What makes Lp(a) tricky is that it contributes to cardiovascular risk even in people whose regular LDL cholesterol is well controlled with medication or lifestyle changes. Adding Lp(a) screening to standard risk assessment improved risk classification by nearly 40% for people in the intermediate-risk category. Since your Lp(a) level is genetically set and stays relatively stable over your lifetime, you only need to test it once. If you have a family history of early heart disease, it’s worth asking about.

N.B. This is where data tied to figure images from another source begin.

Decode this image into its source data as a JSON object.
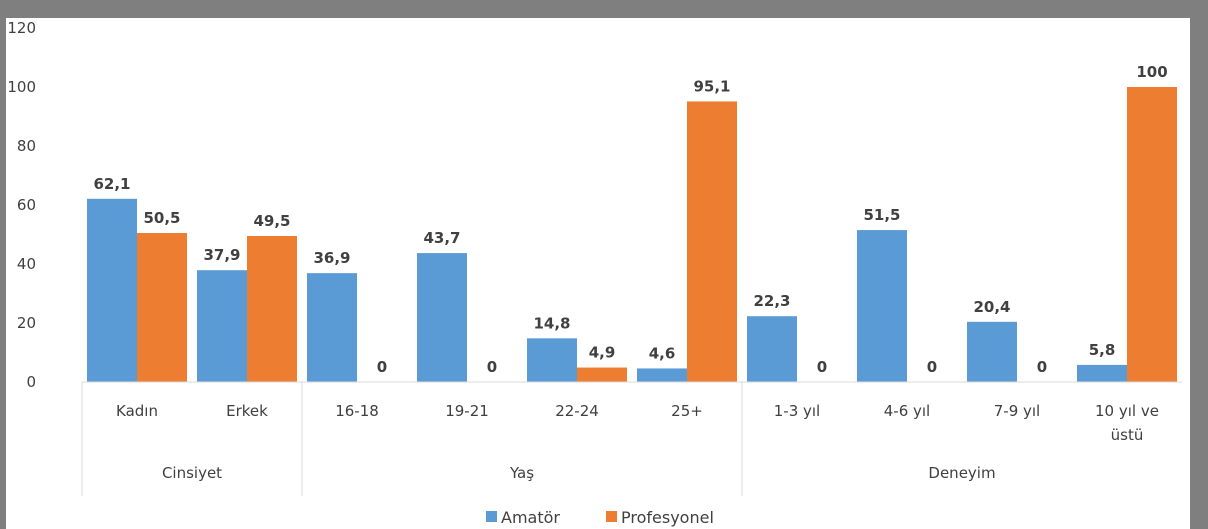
{
  "chart_data": {
    "type": "bar",
    "title": "",
    "xlabel": "",
    "ylabel": "",
    "ylim": [
      0,
      120
    ],
    "yticks": [
      "0",
      "20",
      "40",
      "60",
      "80",
      "100",
      "120"
    ],
    "categories": [
      [
        "Kadın"
      ],
      [
        "Erkek"
      ],
      [
        "16-18"
      ],
      [
        "19-21"
      ],
      [
        "22-24"
      ],
      [
        "25+"
      ],
      [
        "1-3 yıl"
      ],
      [
        "4-6 yıl"
      ],
      [
        "7-9 yıl"
      ],
      [
        "10 yıl ve",
        "üstü"
      ]
    ],
    "groups": [
      {
        "label": "Cinsiyet",
        "span": 2
      },
      {
        "label": "Yaş",
        "span": 4
      },
      {
        "label": "Deneyim",
        "span": 4
      }
    ],
    "series": [
      {
        "name": "Amatör",
        "color": "#5b9bd5",
        "values": [
          62.1,
          37.9,
          36.9,
          43.7,
          14.8,
          4.6,
          22.3,
          51.5,
          20.4,
          5.8
        ],
        "labels": [
          "62,1",
          "37,9",
          "36,9",
          "43,7",
          "14,8",
          "4,6",
          "22,3",
          "51,5",
          "20,4",
          "5,8"
        ]
      },
      {
        "name": "Profesyonel",
        "color": "#ed7d31",
        "values": [
          50.5,
          49.5,
          0,
          0,
          4.9,
          95.1,
          0,
          0,
          0,
          100
        ],
        "labels": [
          "50,5",
          "49,5",
          "0",
          "0",
          "4,9",
          "95,1",
          "0",
          "0",
          "0",
          "100"
        ]
      }
    ],
    "legend_position": "bottom",
    "grid": false
  }
}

Beyond LDL: Apolipoprotein B Testing
Some doctors now order a test called apolipoprotein B (ApoB). Every LDL, VLDL, and Lp(a) particle contains exactly one ApoB molecule, so measuring ApoB tells you the total number of potentially harmful particles in your blood, not just how much cholesterol they’re carrying.
This distinction matters because LDL particles come in different sizes. Small, dense LDL particles carry less cholesterol each but are considered more dangerous. A person could have a normal-looking LDL cholesterol number while actually having a large number of these small, dense particles. The standard LDL test would miss the risk; ApoB catches it. Research in people with type 2 diabetes found that ApoB predicted arterial plaque buildup while LDL cholesterol did not. In people without diabetes, both tests performed well, but ApoB still provided value beyond what LDL cholesterol alone could show.
ApoB testing is most useful for people with diabetes, insulin resistance, metabolic syndrome, or high triglycerides, all situations where standard LDL cholesterol can underestimate the true number of dangerous particles.
What Can Shift Your Results
Beyond fasting status, several factors can temporarily change lipoprotein levels. Kidney disease can markedly raise Lp(a) levels, while liver disease tends to lower them as the liver’s ability to produce lipoproteins declines. Swapping saturated fat for carbohydrates or unsaturated fats in your diet can actually increase Lp(a) by 10 to 15%, a finding that surprises many people since that dietary change lowers regular LDL. Hormone replacement therapy in postmenopausal women lowers Lp(a), with oral forms being more effective than patches.
Acute infections and inflammation can also temporarily alter lipid levels. If you’ve been sick recently or your health circumstances have changed, a single blood test may not give the full picture. Repeat testing a few weeks later can help confirm whether an abnormal result reflects your baseline or a temporary fluctuation.